The Contribution of Tocharian Texts to the Buddhist Belles-Lettres

Pinault, Georges-Jean (EPHE/Sorbonne, Paris, FRA)

The large majority of texts in both Tocharian (A and B) languages belong to Buddhist literature. This corpus can be classified according to the categories of genres that are recorded for other Buddhist languages. Besides works that belong to the three parts of every Buddhist canon (Vinaya, Sūtra, Abhidharma), and which are mostly well identified, the texts in the two Tocharian languages belong to the large array of Indian Belles-Lettres, as reflected in Buddhist literature. In the past decades significant progress has been made in collecting, editing, translating and analysing Buddhist works that were composed in Sanskrit. This has been summarised by Prof. Dr. Michael Hahn in “The Buddhist contribution to the Indian Belles-Lettres”, Acta Orientalia Academiae Scientiarum Hungaricae 65.4, 2010, pp. 455-471. Several Tocharian texts have definitely their sources in the types of Sanskrit texts which have been classified as follows: prose compositions, verse compositions, mixed style. The paper will give examples of such texts. In addition, some Tocharian compositions which are not based on any clearly identified Sanskrit text can be attributed to a precise genre, through the analysis of their stylistic features. It will be shown that the Tocharian writers have favored specific genres of verse compositions, such as several sub-types of stotra, and various types of mixed (prosimetric) style, used in dramas and narratives in campū style.

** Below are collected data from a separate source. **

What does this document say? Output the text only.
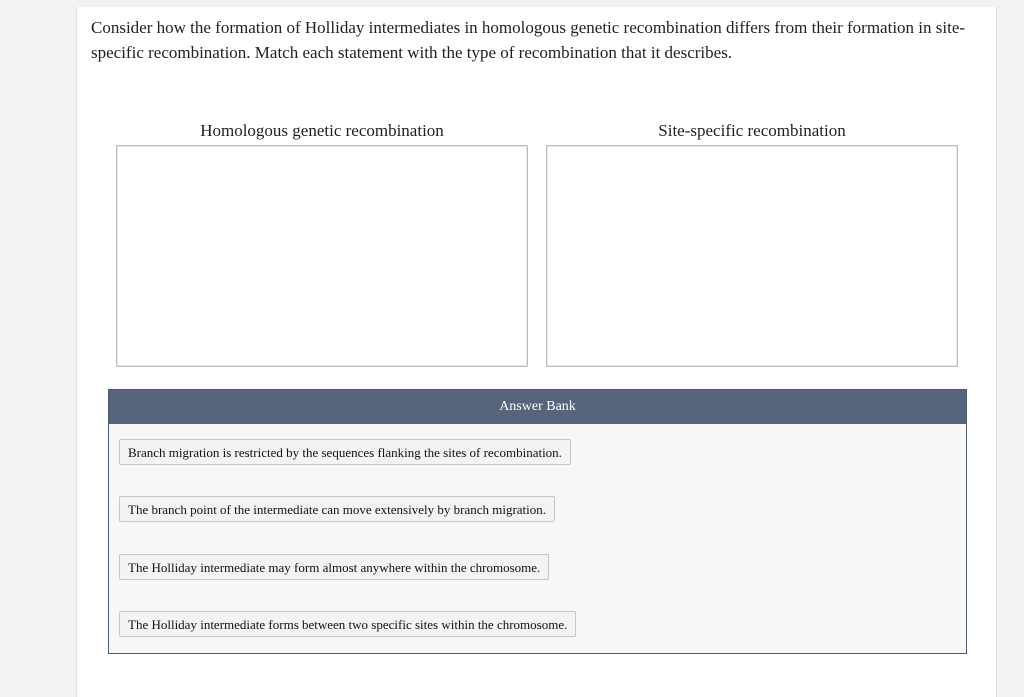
Consider how the formation of Holliday intermediates in homologous genetic recombination differs from their formation in site-specific recombination. Match each statement with the type of recombination that it describes.
Homologous genetic recombination	Site-specific recombination
Answer Bank
Branch migration is restricted by the sequences flanking the sites of recombination.
The branch point of the intermediate can move extensively by branch migration.
The Holliday intermediate may form almost anywhere within the chromosome.
The Holliday intermediate forms between two specific sites within the chromosome.
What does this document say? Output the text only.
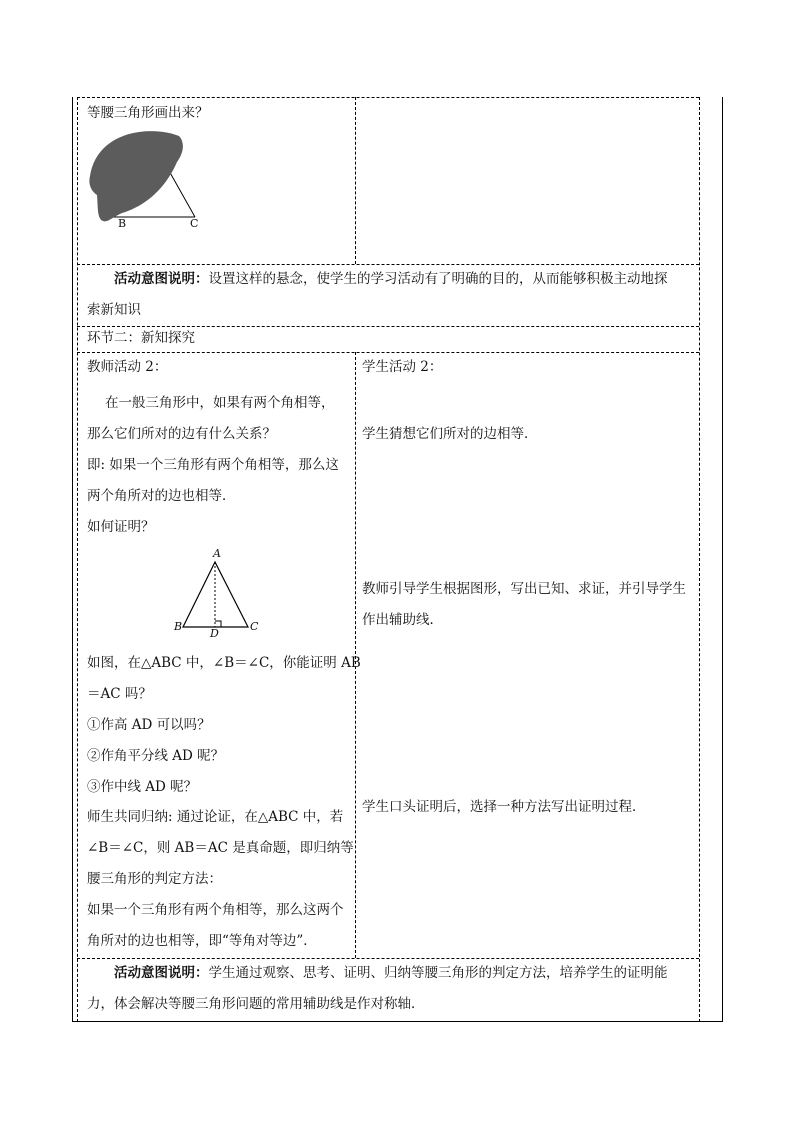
等腰三角形画出来？
B	C
活动意图说明：设置这样的悬念，使学生的学习活动有了明确的目的，从而能够积极主动地探
索新知识
环节二：新知探究
教师活动 2：
在一般三角形中，如果有两个角相等，
那么它们所对的边有什么关系？
即: 如果一个三角形有两个角相等，那么这
两个角所对的边也相等．
如何证明？
A
B	C
D
如图，在△ABC 中，∠B＝∠C，你能证明 AB
＝AC 吗？
①作高 AD 可以吗？
②作角平分线 AD 呢？
③作中线 AD 呢？
师生共同归纳: 通过论证，在△ABC 中，若
∠B＝∠C，则 AB＝AC 是真命题，即归纳等
腰三角形的判定方法：
如果一个三角形有两个角相等，那么这两个
角所对的边也相等，即“等角对等边”．
学生活动 2：
学生猜想它们所对的边相等．
教师引导学生根据图形，写出已知、求证，并引导学生
作出辅助线．
学生口头证明后，选择一种方法写出证明过程．
活动意图说明：学生通过观察、思考、证明、归纳等腰三角形的判定方法，培养学生的证明能
力，体会解决等腰三角形问题的常用辅助线是作对称轴．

Reflections on the Purpose of the Kucha Paintings

Zin, Monika (Ludwigs-Maximilians-Universität München, München, GER)

The real purpose of the Kucha paintings and the impact of the separate scenes and the entire decorated programme within the caves is still far from being identified. Based on painstaking studies on the representation of particular subjects and the arrangement of painted decoration in many of the better preserved caves, it is only gradually becoming clear that the decorative programme follows certain clearly conceived ideas. However, we do not yet know if the purpose of the representations was to create a conducive atmosphere for meditation, invoke themes for sermons to be delivered to visiting merchants, or perhaps simply create splendidly decorated sites, financed by the ruling elite, to induce the prosperous Silk Road caravans to visit the Kingdom of Kucha. 

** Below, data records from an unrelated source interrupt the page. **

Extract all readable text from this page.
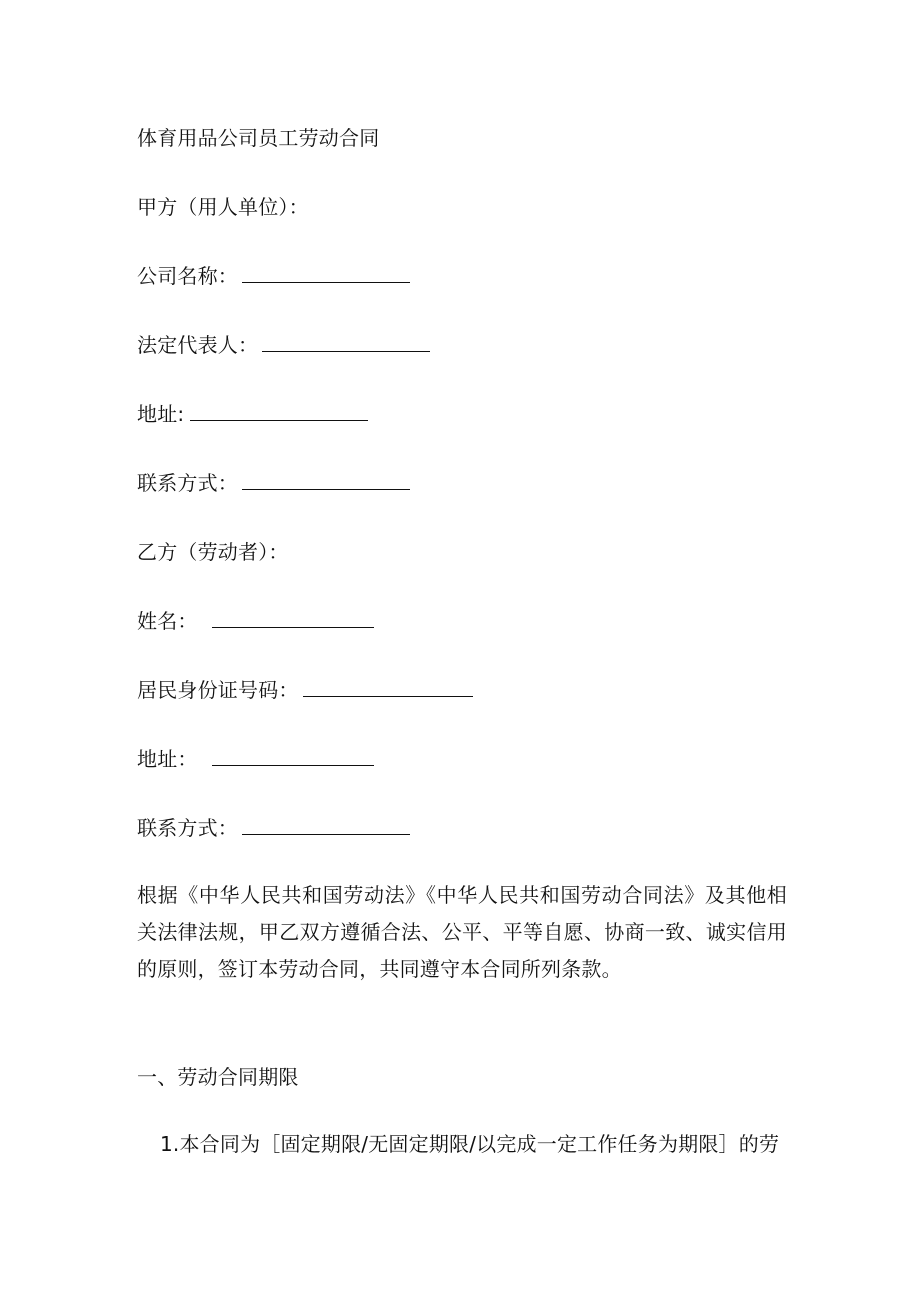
体育用品公司员工劳动合同
甲方（用人单位）：
公司名称：
法定代表人：
地址:
联系方式：
乙方（劳动者）：
姓名：
居民身份证号码：
地址：
联系方式：
根据《中华人民共和国劳动法》《中华人民共和国劳动合同法》及其他相关法律法规，甲乙双方遵循合法、公平、平等自愿、协商一致、诚实信用的原则，签订本劳动合同，共同遵守本合同所列条款。
一、劳动合同期限
1.本合同为［固定期限/无固定期限/以完成一定工作任务为期限］的劳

Even if the knowledge at our disposal today does not provide answers to these questions, the paper will offer material for further reflection. By way of illustration, I shall opt not for the carefully executed paintings in Kucha but for the hastily – and undoubtedly cheaply – produced ones, which often lead one to assume that the paintings do not contain any recognisable iconography. This is an erroneous assumption, for even though the paintings look more like gaudy wallpaper than narratives conceived for a place of sanctity, a comparison with similar depictions reveals in them iconographic characteristics that were probably easily understood.